Boeing to cut staff, plane output as pandemic batters airline industry
Boeing announced sweeping cost-cutting measures yesterday after reporting a first-quarter loss of US$641 million following the hit to the airline business from the coronavirus pandemic.
The aerospace giant plans to reduce its workforce by 10 percent through a combination of voluntary and involuntary layoffs and will slash production of its main commercial planes, including the 787 and 777, Chief Executive David Calhoun said in a message to employees that accompanied an earnings release.
“The aviation industry will take years to return to the levels of traffic we saw just a few months ago,” Calhoun said. “We have to prepare for that.”
Calhoun said the job cuts would be deeper — more than 15 percent — in commercial airplanes and services, as compared with defense and space systems, where the business has been more stable.

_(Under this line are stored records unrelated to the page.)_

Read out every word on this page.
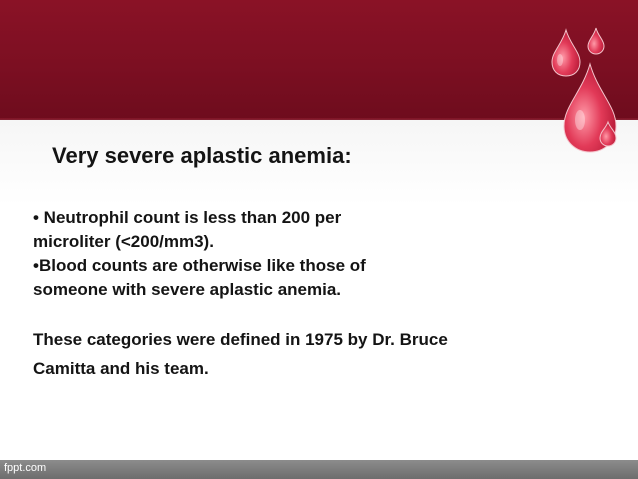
Very severe aplastic anemia:
• Neutrophil count is less than 200 per
microliter (<200/mm3).
•Blood counts are otherwise like those of
someone with severe aplastic anemia.
These categories were defined in 1975 by Dr. Bruce
Camitta and his team.
fppt.com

The quarterly loss of $641 million compared to profits of $2.1 billion in the year-ago period. Revenues fell 26.2 percent to US$16.9 billion.
Total debt at the end of the quarter was US$38.9 billion, up from US$27.3 billion at the end of December.
Calhoun said the belt-tightening was needed to maintain adequate liquidity at a time its revenues are depressed, adding that the company is “exploring potential government funding options” in the wake of COVID-19.
Boeing has previously called for US$60 billion in government support for the US aerospace industry. Federal relief legislation includes US$17 billion aimed at Boeing. Calhoun has previously balked at the idea of the US taking a stake in Boeing.
Boeing said the pandemic crisis has hit demand for new planes and services.